Se juridicamente Lula não pode ser considerado culpado, a análise moral e política nos leva a outra conclusão, a qual, para efeito eleitoral, deve preponderar sobre a anulação decretada pelo STF.
A verdade é que dentro do sistema judiciário brasileiro, milhares de culpados não são condenados, tornando-os juridicamente inocentes. Como exemplo ao leitor, posso mencionar o acordo de não persecução penal, conhecido pela abreviação ANPP. Para a realização do ANPP, é obrigatório que o réu confesse a prática criminosa, porém, em razão da natureza do acordo, caso o réu pague uma multa ou realize serviços comunitários, nunca terá sua ficha manchada como de um culpado.
Além da benesse que mantém réus confessos com a ficha limpa, existem ainda diversas estratégias processuais, utilizada tanto por advogados como por réus, que visam justamente preservar a inocência quando a ausência de culpa não é mais sustentável, e não raras vezes há sucesso em seu emprego.
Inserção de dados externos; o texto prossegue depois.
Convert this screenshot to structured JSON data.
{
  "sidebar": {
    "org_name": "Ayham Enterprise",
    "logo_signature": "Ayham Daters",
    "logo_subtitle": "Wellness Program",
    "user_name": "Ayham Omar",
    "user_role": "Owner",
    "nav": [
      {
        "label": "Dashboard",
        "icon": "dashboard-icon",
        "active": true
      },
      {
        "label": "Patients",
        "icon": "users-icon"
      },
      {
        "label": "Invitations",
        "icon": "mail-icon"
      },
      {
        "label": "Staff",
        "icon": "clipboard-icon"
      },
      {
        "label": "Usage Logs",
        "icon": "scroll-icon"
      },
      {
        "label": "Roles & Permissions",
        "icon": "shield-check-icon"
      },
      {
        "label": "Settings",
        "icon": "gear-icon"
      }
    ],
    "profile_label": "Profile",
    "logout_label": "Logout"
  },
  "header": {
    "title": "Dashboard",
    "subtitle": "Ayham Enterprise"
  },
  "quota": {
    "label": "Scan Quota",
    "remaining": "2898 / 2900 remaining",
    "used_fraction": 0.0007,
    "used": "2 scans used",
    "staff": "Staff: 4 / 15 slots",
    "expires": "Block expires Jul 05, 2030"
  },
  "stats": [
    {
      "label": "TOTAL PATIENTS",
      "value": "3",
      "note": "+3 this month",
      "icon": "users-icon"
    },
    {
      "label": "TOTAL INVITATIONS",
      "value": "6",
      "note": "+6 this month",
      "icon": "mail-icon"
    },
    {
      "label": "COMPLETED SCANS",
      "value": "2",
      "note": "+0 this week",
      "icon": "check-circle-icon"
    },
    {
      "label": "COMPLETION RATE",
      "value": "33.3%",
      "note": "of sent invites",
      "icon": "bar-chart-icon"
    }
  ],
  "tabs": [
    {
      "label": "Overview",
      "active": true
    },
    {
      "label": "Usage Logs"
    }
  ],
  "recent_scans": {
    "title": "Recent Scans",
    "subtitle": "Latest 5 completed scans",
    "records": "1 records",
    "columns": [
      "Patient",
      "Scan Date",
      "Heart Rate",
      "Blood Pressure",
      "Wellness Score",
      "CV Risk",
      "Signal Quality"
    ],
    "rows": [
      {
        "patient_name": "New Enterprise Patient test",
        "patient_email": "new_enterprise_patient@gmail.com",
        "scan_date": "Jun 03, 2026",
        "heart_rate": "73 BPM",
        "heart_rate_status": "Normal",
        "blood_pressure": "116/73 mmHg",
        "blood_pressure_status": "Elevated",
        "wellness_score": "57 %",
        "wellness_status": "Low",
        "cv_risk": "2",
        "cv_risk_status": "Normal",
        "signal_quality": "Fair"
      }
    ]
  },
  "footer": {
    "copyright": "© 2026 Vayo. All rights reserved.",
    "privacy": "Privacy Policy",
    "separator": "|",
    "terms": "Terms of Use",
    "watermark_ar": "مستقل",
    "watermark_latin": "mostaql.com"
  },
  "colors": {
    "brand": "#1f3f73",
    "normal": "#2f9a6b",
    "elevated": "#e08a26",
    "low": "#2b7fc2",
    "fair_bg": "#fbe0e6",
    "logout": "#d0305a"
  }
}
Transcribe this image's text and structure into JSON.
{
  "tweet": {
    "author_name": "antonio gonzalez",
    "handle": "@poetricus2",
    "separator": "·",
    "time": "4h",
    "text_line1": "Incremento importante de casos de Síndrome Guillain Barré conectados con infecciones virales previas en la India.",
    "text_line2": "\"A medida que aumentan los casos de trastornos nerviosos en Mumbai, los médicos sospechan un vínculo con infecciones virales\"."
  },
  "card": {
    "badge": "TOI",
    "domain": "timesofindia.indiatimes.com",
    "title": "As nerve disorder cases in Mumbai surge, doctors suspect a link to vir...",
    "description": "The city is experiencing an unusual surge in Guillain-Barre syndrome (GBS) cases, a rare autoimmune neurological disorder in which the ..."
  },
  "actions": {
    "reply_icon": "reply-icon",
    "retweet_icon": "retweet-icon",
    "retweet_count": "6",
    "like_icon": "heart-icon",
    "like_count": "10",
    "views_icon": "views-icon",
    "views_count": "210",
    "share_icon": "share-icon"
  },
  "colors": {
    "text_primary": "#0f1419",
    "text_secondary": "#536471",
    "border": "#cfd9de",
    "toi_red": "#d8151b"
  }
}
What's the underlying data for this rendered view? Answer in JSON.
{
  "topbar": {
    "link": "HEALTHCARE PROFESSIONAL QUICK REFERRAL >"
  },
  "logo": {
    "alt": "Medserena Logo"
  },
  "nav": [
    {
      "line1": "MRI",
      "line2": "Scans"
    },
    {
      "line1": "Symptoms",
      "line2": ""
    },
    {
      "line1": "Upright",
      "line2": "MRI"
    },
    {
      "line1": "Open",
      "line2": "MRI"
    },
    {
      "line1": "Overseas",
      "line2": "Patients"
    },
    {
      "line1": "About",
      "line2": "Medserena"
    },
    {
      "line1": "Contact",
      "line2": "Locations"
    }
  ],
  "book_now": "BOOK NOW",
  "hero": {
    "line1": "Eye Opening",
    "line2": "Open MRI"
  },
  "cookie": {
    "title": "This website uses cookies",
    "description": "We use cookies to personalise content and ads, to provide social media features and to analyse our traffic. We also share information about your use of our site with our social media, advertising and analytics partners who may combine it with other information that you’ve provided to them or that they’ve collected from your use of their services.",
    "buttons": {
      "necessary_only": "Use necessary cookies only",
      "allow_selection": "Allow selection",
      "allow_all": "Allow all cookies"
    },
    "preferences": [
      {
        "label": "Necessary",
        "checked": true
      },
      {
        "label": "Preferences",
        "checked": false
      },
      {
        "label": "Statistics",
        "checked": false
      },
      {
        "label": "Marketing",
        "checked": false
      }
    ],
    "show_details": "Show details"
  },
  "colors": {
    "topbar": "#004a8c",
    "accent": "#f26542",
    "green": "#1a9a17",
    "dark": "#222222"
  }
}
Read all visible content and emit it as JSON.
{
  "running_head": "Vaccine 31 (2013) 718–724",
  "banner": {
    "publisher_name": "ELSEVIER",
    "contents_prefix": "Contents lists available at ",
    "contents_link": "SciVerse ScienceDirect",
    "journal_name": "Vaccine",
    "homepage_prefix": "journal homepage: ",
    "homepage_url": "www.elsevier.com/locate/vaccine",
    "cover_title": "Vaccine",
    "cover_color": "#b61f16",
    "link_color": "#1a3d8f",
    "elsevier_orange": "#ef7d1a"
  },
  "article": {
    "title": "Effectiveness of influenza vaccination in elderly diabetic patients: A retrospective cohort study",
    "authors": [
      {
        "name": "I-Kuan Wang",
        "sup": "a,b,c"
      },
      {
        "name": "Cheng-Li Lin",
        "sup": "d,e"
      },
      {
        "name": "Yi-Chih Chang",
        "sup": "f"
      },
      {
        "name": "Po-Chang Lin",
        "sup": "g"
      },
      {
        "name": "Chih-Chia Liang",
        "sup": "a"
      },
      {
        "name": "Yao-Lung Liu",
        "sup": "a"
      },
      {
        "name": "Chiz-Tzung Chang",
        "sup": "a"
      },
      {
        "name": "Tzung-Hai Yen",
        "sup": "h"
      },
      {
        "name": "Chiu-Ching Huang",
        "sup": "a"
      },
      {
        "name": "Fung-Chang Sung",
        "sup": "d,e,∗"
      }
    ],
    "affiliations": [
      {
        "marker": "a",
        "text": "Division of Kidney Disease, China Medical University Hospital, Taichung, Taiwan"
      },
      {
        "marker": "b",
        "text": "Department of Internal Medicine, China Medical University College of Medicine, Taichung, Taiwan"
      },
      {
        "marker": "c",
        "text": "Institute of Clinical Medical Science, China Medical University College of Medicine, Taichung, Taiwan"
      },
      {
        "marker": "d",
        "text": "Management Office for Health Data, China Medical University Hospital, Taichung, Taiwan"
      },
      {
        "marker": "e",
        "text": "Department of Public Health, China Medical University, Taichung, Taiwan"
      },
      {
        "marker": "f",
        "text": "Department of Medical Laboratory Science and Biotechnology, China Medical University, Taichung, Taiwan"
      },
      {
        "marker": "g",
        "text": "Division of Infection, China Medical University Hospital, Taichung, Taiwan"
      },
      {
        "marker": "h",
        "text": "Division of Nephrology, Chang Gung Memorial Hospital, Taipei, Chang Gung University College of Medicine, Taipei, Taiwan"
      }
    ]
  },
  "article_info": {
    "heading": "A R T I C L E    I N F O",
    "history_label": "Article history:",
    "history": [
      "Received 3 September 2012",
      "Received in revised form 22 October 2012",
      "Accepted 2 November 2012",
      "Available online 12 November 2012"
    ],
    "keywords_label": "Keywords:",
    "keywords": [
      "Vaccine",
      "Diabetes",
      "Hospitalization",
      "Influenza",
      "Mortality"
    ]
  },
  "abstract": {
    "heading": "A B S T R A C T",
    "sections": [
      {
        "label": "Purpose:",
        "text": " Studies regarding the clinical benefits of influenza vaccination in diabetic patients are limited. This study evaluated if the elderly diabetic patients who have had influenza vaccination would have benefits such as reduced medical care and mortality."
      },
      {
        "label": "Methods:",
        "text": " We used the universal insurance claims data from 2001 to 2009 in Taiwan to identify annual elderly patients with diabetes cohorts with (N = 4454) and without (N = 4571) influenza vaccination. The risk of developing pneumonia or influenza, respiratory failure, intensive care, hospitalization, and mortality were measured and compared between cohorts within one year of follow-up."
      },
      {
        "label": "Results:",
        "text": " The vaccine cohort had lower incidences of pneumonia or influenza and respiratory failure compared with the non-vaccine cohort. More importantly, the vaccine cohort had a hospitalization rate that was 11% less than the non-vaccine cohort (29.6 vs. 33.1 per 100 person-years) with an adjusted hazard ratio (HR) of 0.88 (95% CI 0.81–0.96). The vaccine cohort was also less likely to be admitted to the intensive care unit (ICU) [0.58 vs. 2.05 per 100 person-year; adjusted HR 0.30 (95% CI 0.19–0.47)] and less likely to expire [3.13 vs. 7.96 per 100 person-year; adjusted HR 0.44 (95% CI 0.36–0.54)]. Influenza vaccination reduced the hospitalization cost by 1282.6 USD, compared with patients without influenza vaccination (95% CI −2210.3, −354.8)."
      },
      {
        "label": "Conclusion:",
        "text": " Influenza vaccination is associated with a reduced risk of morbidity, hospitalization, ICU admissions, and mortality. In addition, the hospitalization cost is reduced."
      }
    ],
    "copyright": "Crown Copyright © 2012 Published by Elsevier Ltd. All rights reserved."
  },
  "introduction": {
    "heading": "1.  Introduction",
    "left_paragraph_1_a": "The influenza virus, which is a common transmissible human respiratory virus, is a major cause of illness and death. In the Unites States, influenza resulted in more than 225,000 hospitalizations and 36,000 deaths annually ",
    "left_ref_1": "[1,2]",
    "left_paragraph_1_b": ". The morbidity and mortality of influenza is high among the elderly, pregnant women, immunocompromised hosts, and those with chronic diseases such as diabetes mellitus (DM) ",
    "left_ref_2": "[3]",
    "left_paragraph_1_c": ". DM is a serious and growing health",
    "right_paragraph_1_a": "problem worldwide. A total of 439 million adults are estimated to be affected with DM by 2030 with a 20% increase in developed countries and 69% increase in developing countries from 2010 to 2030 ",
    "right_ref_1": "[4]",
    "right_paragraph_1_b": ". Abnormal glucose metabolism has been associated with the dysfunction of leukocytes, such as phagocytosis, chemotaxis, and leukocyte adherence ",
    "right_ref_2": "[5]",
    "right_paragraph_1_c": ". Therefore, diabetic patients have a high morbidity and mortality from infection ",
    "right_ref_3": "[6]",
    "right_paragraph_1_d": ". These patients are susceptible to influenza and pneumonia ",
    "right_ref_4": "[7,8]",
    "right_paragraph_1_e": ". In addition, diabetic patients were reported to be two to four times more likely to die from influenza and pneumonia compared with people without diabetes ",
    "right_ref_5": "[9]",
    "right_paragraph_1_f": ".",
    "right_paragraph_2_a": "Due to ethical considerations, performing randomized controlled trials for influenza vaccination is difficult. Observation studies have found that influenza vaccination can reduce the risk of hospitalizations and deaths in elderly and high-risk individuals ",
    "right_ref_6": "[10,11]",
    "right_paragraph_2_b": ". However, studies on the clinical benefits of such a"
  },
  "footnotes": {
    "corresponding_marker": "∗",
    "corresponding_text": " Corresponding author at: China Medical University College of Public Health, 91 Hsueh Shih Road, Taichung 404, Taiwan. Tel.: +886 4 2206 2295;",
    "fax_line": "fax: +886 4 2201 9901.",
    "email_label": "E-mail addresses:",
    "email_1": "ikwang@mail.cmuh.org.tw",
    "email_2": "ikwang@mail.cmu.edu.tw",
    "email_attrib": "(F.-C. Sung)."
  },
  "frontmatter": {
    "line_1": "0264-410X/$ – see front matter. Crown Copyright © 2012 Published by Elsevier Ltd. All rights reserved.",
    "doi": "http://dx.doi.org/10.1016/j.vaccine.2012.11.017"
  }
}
Trata-se da prescrição.
A prescrição ocorre quando, decorrido certo lapso de tempo, o Estado perde a pretenção punitiva, ou seja, por ter se passado muito tempo, não se pode mais punir o investigado, tornando inócua a discussão quanto sua culpa. Disso voltamos a pergunta: pode alguém juridicamente inocente, ser moralmente e politicamente culpado? Tenho que a resposta é sim, e quero trazer outro caso que aconteceu recentemente na cidade onde vivo.
Há mais de 20 anos, um sujeito matou friamente sua esposa. Réu confesso do assassinato, fugiu e permaneceu escondido, nunca tendo cumprido um único dia de prisão. Prescrito o crime, sabendo que não mais seria punido, retornou a cidade e abriu um comércio, vivendo como qualquer outro cidadão. Passados alguns meses, o filho órfão de mãe, sabendo que o assassino nunca seria punido pela justiça, tomou uma arma de fogo e se vingou.
Para a justiça, esse filho cometeu um crime, e possivelmente será responsabilizado. Para a sociedade, esse filho fez a justiça que o judiciário foi incapaz de fazer. Casos como este são rotineiros, e revelam a fragilidade do sistema penal brasileiro, bem como a inexatidão dos antecedentes criminais de uma pessoa.
Não se desconhece que muitos inocentes são injustamente condenados, mas após anos trabalhando dentro do sistema penal, também preciso reconhecer a existência de diversos culpados que nunca foram ou serão condenados. Daí a pergunta: Lula é inocente? Juridicamente a resposta é sim, já que a sentença condenatória nunca transitou em julgado, mas com base nos valores de justiça e moral enaltecidos por nossa sociedade, a anulação do processo pelo STF é capaz de eximi-lo da culpa pelos seus crimes? Deixo a resposta para o leitor.